LA’s Death Valley Girls recently released their triumphant second album ‘Darkness Rains’ and, this past Wednesday, they played a sold out Victoria in Dalston.
For any new fans in the crowd, the sight of Bobby Gillespie in the room would have enhanced the anticipation of their arrival on stage. From the opening notes of ‘Abre Camino’ to set closer’ Seis Seis Seis’, Death Valley Girls redefined what it is to be a dangerous rock n roll band.
The power and raw sexual energy of The Stooges ‘Raw Power’ album flowed through them throughout. Bonnie Bloomgarden is awash with glorious juxtapositions. Innocent and venomous, welcoming and dangerous. She is Poly Styrene and PJ Harvey wrapped up in 5ft of punk-psyche glory!

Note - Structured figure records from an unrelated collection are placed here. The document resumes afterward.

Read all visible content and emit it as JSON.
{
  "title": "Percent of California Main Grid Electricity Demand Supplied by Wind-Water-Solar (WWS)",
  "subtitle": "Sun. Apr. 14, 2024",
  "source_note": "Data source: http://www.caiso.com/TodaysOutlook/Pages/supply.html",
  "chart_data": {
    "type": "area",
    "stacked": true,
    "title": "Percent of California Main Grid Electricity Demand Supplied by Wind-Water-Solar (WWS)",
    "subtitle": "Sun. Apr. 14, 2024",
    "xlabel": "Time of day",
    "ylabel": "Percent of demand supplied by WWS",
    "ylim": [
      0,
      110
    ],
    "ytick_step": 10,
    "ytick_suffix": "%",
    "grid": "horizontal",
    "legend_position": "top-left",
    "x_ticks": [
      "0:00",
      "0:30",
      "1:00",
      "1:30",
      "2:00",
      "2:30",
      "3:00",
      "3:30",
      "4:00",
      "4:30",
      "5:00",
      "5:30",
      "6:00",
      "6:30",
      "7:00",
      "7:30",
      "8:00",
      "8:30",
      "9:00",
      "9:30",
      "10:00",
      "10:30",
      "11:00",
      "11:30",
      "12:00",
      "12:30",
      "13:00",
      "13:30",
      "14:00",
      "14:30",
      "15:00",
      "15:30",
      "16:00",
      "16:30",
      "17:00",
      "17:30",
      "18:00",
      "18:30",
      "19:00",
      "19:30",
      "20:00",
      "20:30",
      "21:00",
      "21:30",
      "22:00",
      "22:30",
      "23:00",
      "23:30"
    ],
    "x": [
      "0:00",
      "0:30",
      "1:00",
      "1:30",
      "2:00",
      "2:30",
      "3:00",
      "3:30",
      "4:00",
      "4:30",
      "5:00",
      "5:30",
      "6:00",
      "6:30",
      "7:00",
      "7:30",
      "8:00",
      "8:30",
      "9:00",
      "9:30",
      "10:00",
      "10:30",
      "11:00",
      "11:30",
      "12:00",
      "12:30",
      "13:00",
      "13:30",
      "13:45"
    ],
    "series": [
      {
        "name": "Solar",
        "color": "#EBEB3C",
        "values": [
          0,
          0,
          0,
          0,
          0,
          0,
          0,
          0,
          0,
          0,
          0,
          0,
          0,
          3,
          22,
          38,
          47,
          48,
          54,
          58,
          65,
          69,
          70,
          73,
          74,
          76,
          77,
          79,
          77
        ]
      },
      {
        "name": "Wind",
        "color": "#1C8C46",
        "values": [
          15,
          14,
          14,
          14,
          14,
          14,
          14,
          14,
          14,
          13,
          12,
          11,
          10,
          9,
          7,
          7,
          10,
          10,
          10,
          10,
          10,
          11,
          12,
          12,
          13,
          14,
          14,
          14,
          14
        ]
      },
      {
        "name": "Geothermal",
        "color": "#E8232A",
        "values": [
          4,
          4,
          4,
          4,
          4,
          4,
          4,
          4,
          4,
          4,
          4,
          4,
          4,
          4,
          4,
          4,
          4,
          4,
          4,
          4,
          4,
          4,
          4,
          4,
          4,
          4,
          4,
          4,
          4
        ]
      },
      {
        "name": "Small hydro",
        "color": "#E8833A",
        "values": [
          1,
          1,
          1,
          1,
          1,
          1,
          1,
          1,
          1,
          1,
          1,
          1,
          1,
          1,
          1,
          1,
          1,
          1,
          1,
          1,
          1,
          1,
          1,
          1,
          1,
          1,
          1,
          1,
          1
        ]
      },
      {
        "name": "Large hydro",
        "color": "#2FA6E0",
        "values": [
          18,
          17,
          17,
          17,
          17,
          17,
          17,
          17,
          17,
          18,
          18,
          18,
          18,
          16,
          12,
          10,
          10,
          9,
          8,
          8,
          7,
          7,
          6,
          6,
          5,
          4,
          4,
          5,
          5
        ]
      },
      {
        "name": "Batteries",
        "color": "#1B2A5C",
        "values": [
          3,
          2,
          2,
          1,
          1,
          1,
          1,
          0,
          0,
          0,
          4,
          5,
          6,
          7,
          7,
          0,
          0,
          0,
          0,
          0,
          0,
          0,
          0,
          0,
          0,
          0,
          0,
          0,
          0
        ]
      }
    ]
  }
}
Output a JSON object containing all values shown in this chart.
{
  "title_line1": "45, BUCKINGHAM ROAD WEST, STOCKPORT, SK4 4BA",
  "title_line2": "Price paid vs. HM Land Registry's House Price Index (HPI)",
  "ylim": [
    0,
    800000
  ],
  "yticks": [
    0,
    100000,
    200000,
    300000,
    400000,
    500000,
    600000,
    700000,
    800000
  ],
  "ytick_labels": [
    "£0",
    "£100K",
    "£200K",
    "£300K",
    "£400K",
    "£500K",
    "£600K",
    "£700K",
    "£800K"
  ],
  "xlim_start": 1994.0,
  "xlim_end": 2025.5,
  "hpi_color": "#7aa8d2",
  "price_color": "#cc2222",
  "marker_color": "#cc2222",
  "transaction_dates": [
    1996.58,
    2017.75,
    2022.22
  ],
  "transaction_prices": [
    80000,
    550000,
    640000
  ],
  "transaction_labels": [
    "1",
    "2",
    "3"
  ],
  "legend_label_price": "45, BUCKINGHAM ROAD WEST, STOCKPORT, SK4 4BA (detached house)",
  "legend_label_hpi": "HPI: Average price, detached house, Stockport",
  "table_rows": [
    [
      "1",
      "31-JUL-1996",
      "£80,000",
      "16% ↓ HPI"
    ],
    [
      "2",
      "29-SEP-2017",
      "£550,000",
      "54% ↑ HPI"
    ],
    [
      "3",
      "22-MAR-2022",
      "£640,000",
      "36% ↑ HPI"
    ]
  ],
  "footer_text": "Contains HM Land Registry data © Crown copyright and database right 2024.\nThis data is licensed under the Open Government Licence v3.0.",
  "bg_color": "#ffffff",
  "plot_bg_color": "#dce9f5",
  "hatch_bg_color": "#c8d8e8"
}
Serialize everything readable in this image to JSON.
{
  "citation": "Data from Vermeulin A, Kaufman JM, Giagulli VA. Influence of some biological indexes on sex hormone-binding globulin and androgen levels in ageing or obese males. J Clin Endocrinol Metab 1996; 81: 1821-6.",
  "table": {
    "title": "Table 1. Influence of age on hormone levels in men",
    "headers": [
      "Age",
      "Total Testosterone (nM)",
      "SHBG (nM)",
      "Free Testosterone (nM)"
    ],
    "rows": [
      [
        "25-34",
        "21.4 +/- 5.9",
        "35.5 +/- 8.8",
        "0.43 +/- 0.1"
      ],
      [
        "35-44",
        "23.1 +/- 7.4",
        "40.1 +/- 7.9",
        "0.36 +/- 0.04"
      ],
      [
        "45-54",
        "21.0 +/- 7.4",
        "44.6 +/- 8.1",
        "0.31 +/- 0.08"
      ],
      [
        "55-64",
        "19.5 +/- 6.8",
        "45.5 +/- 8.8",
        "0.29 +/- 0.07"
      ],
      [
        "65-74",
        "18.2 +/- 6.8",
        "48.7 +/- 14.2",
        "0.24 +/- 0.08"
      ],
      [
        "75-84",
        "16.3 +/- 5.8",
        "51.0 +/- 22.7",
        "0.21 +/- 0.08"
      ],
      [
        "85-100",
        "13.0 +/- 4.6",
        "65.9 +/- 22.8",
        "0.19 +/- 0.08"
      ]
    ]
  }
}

In Larry Schemel, they have perhaps the most humble and giving guitar player in the world. Stood almost off stage, he allowed the spot light to be focused purely on the rest of the band as their strutted and danced their way to the hearts of the London crowd. A remarkable feat when you consider that, his solos were akin to an occult taking over.
Despite the power and the darkness that emanated through the set, a sense of love and togetherness was always at their core. Accentuated on ‘Disco’, their Modern Lovers meets Blondie romp.
This was a firm reminder that, if you open your mind, rock n roll is still a dangerous and explorative field for artists to create in.